Захар представил себе коня во всех анатомических подробностях и хмыкнул. Потом сплюнул через левое плечо и принялся неистово креститься, попутно ругаясь матом. Видимо, ему действительно сильно не хватало любви и ласки, а если выразиться конкретнее — жены…
На стыке старой и новой стен зияла брешь и потому защищала этот проход пушка. Она стояла внизу и сейчас служила центром веселья. Стрелец подошел к боковому краю настила и заглянул в провал. Внизу ярко горел костер, метались какие-то тени и слышались пьяные голоса. Это отдыхали пушкари.
Захар, ворочая сухим языком, с завистью смотрел на блики шустрого пламени.
Пушка была совершенно новым орудием и стреляла чугунными ядрами величиной с хорошую репу. Командовал там иноземец, один из нанятых царем Борисом. В последнее время их все больше и больше стало появляться на Руси. Царь считал, что кое-чему можно поучиться и у иноземцев. Хорошо это или плохо — Захар не знал. Но отдавал должное опытному начальнику пушкарей, которого смешно называли «канониром».
Был тот канонир веселым и крепко пьющим испанцем, отчего подчиненные ему пушкари радовались жизни, и сами не просыхали вместе со своим наставником. Звали его странно для русского слуха — Хулио Мадильо.

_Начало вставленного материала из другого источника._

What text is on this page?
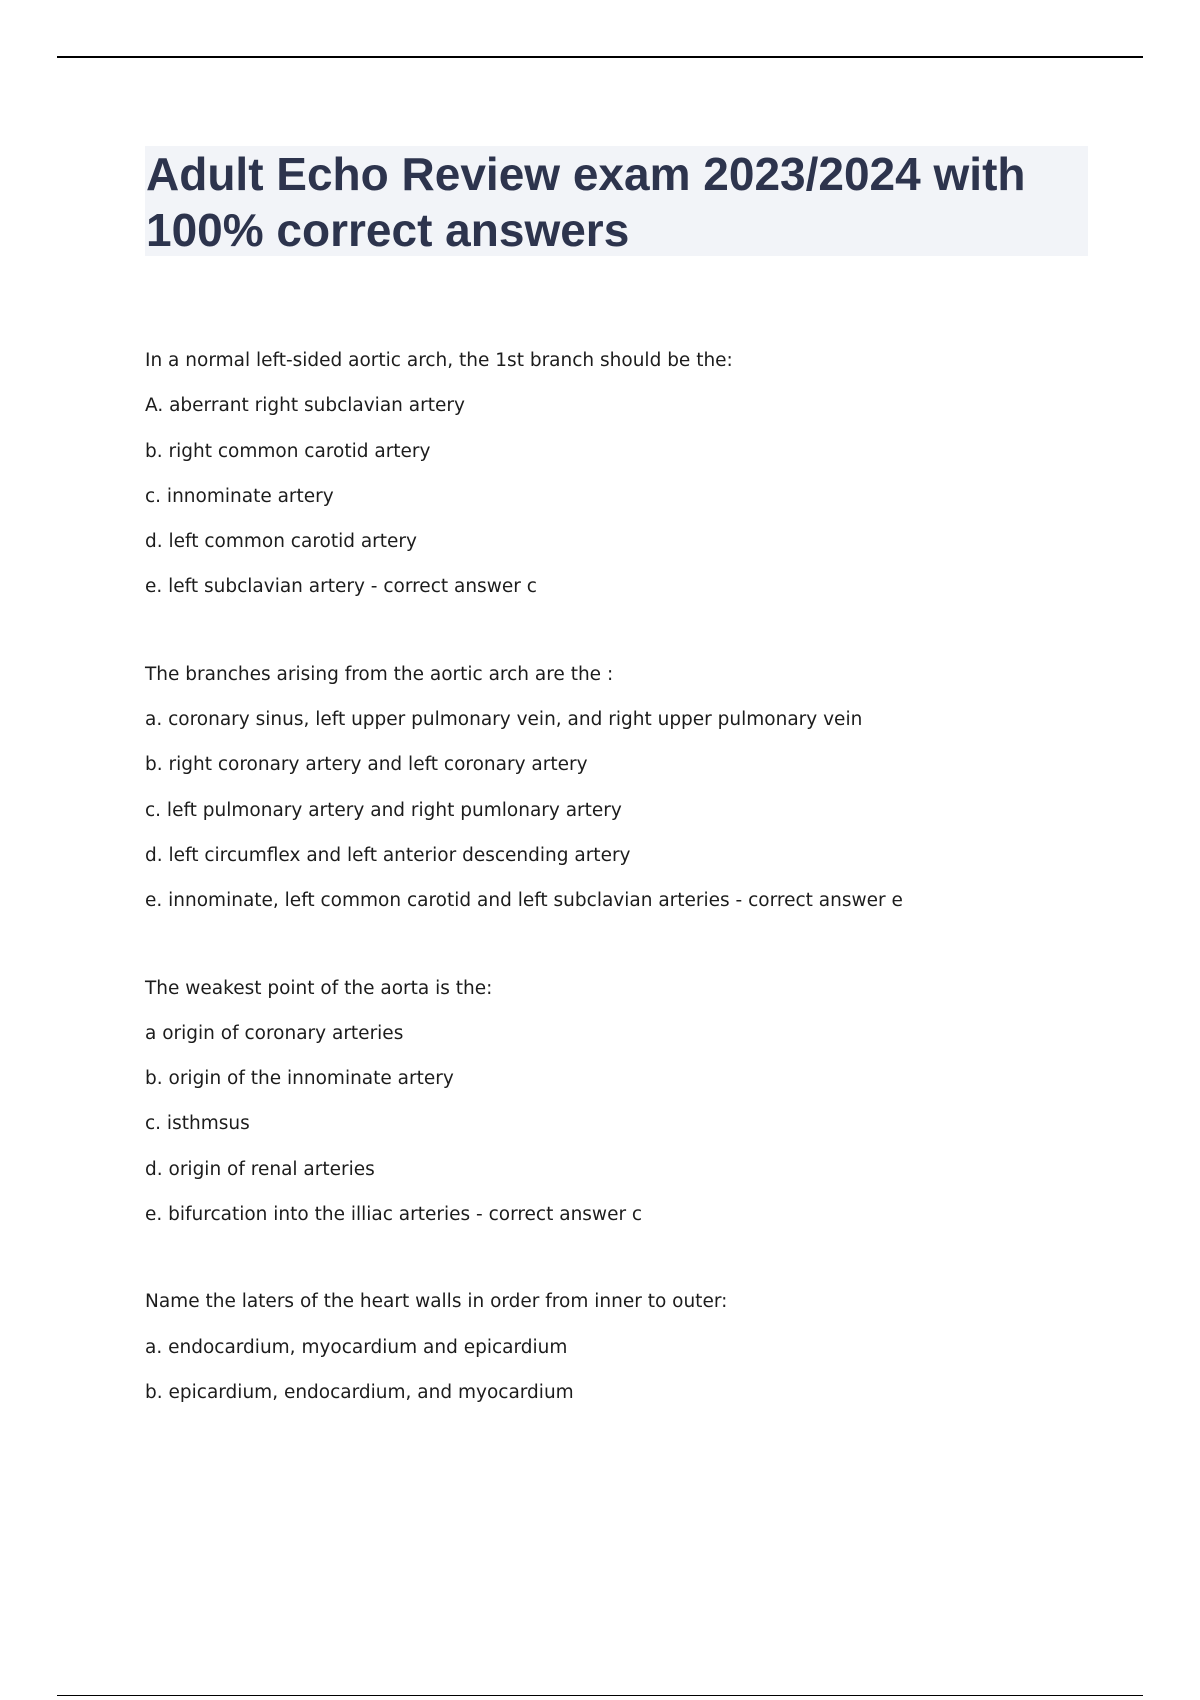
Adult Echo Review exam 2023/2024 with
100% correct answers
In a normal left-sided aortic arch, the 1st branch should be the:
A. aberrant right subclavian artery
b. right common carotid artery
c. innominate artery
d. left common carotid artery
e. left subclavian artery - correct answer c
The branches arising from the aortic arch are the :
a. coronary sinus, left upper pulmonary vein, and right upper pulmonary vein
b. right coronary artery and left coronary artery
c. left pulmonary artery and right pumlonary artery
d. left circumflex and left anterior descending artery
e. innominate, left common carotid and left subclavian arteries - correct answer e
The weakest point of the aorta is the:
a origin of coronary arteries
b. origin of the innominate artery
c. isthmsus
d. origin of renal arteries
e. bifurcation into the illiac arteries - correct answer c
Name the laters of the heart walls in order from inner to outer:
a. endocardium, myocardium and epicardium
b. epicardium, endocardium, and myocardium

Захар от нечего делать стал у себя в голове перекатывать на всякие лады чужеземные имя с фамилией. Через несколько секунд из фамилии совершенно неожиданно исчезла буква «а» и вместо нее появилась «у». Захар, удивленно задрав брови вверх, хрипло рассмеялся. Ему захотелось исправить имя таким же образом, но после минутного раздумья он догадался, что этого делать совсем не нужно, потому что в имени и так все было в порядке. Прокрутив новое выражение у себя в мозгу, Захар ударился в скрипучий конвульсивный смех.
Отсмеявшись, он вытер кулаком выступившие из глаз слезы и вспомнил утро.
У одного из пушкарей — Сеньки Акимова — случились именины. Поскольку Сенька был давним другом Захара (и соседом, к тому же, по слободе), он пригласил стрельца на праздник, устроенный по этому случаю.
Пили долго и много, а под конец испанец Хулио притащил маленький бочонок кальвадоса. Напиток оказался вкусным, но вот похмелье от него было тяжким. Хотя, если разобраться, все дело не в этом. А дело в том, что Захар в нынешнюю ночь на стражу не собирался. Он должен был заступить только завтра, причем совсем в другое место. Но в самый разгар именин прибежал десятник Минька Хомяк (холуй полусотника Василия Кривого) и сообщил, что Захару сегодня придется охранять верхнюю часть старой деревянной стены. Вот таким образом стрелец и оказался на посту, хотя совсем этого не ожидал.
Захар вдруг понял, что ему стало совсем невмоготу. Он опустился на колени, осторожно на четвереньках подполз к провалу и, свесив голову вниз, крикнул, обращаясь к веселым языкам пламени:
— Хулио, мурло твое гишпанское! Эй, Хулио!
— Кто там ругается? — донесся пьяный голос Сеньки.
— Да это я, Захар, — ответил стрелец. — Меня тут старую стену сторожить заперли. У вас там случайно похмелиться ничего нету?
— У нас все есть, — ответил Сенька. — Но как я тебе подам? Взлететь мне, что ли?
— Я сейчас спущусь, — с готовностью сказал Захар.
— Вот дурень! — воскликнул Сенька. — Хочешь пост бросить и отправиться за это на каторгу? Сиди уж там. А утром, как сменишься, приходи. Похмелим непременно!
— Креста на тебе нет! — разочарованно сказал Захар, и отполз к ближайшей бойнице.
Он тут же со злостью вспомнил полусотника Ваську Кривого, загнавшего его на самый гиблый пост. Разве это служба? Вон, другие стрельцы его полусотни посменно охраняют одни из городских ворот. Вот это стража! До утра спи — сколько хочешь. А как попрет народ на рынок, знай, обдирай крестьян как липку! Всегда сыт будешь и есть чем с полусотником поделиться…
Захару подумалось, что в жизни ему никак не везет. Мало того, что полк его оторвали от сытой и беспечной столичной службы, так еще и полусотник почему-то взъелся лично на него. Даже самопал запретил брать с собой на службу!
Правда, стрелец особо не горевал по этому поводу, так как огнестрельное оружие было тяжелым и таскаться с ним в мирное время совсем не хотелось. Но запрет на его ношение выглядел все равно обидным, и потому Захар чувствовал себя опальным.